Abstract 1297: Myocardial Insulin Resistance with Aging is Associated with Mitochondrial Dysfunction and Reduced Expression of Uncoupling Protein 3 (UCP3)
Background: Advanced age is associated with the development of whole body insulin resistance involving the liver and skeletal muscle. Aging is also associated with increased morbidity and mortality related to cardiovascular disease. We sought to determine if the senescent myocardium is insulin resistant and the role of altered mitochondrial function and UCP3 in myocardial insulin resistance.
Methods: We studied conscious dogs, chronically instrumented with LV pressure gauges, aortic, left atrial, and coronary sinus catheters, and Doppler flow probes on left circumflex coronary artery. Nine young (Y: 3– 4 years) and eight old (O: 10–12 years) dogs, matched for body weight, underwent hyperinsulinemic-euglycemic clamps to establish the extent of myocardial insulin resistance. Following the clamp, dogs were euthanized and myocardium was harvested to analyze insulin signaling, mitochondrial structure and UCP3 protein expression.

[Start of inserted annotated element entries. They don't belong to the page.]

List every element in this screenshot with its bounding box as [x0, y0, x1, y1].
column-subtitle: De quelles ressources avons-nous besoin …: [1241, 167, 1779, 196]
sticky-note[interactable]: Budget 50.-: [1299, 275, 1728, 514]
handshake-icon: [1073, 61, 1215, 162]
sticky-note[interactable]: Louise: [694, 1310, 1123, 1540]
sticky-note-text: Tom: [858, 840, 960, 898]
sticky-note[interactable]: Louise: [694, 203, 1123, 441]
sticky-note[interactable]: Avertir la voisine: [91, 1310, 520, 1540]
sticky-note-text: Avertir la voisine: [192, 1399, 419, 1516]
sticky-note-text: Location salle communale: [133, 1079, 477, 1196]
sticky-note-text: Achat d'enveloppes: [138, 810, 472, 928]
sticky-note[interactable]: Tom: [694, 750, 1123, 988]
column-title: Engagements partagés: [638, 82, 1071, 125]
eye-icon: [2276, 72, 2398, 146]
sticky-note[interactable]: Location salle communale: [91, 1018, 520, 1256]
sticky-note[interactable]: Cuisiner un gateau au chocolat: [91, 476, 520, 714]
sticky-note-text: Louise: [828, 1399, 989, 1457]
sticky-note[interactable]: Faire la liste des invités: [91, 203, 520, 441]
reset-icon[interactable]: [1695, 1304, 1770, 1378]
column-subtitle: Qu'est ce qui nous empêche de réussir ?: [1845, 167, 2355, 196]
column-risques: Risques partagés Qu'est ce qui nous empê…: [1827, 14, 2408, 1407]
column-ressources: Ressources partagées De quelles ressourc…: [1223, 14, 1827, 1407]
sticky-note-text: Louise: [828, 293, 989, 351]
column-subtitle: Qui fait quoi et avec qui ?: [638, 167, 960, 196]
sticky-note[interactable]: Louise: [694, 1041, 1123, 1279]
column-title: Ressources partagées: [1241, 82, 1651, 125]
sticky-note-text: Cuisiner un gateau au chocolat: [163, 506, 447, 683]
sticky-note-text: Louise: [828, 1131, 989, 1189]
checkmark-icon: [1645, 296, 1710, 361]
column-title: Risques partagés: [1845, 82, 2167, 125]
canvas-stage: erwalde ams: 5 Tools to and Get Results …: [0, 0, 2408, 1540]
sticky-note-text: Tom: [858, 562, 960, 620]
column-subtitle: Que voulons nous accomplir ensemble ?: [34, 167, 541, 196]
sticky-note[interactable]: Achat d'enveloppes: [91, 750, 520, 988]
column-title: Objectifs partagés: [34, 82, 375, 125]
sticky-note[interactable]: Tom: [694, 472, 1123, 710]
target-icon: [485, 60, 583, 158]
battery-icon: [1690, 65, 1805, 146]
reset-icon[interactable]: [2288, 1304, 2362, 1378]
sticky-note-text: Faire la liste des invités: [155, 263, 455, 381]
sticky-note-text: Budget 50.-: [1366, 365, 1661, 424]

Results: There was no difference in body weight or resting hemodynamics, but significant (*p<0.05) increases in NEFA and plasma insulin levels in old dogs, despite normal glucose levels. Old dogs had greater myocardial NEFA uptake (Y: 4.1±0.7; O: 9.3±1.4* mmol/min) and MvO2 (Y: 1.68+0.21; O: 3.96±46* ml/min) in the setting of reduced basal (Y: 25±8; O: 1±5* μmol/min) and insulin stimulated (Y: 318±49; O: 188±54* μmol/min) glucose uptake. Impaired insulin stimulated glucose uptake was associated with increased serine phosphorylation of IRS-1 and impaired Akt-1 phosphorylation, resulting in impaired GLUT-4 translocation in myocardium (Y: 37±6%; O: 22±5%* membrane bound). Electron microscopy revealed vacuolated mitochondria in old hearts and decreased expression of mitochondrial UCP3 (Y: 175±25; O: 78±22* DU).
Conclusion: In the absence of cardiovascular disease, aging is associated with myocardial insulin resistance with increased NEFA uptake and oxidation, altered mitochondrial structure, and reduced UCP3 expression.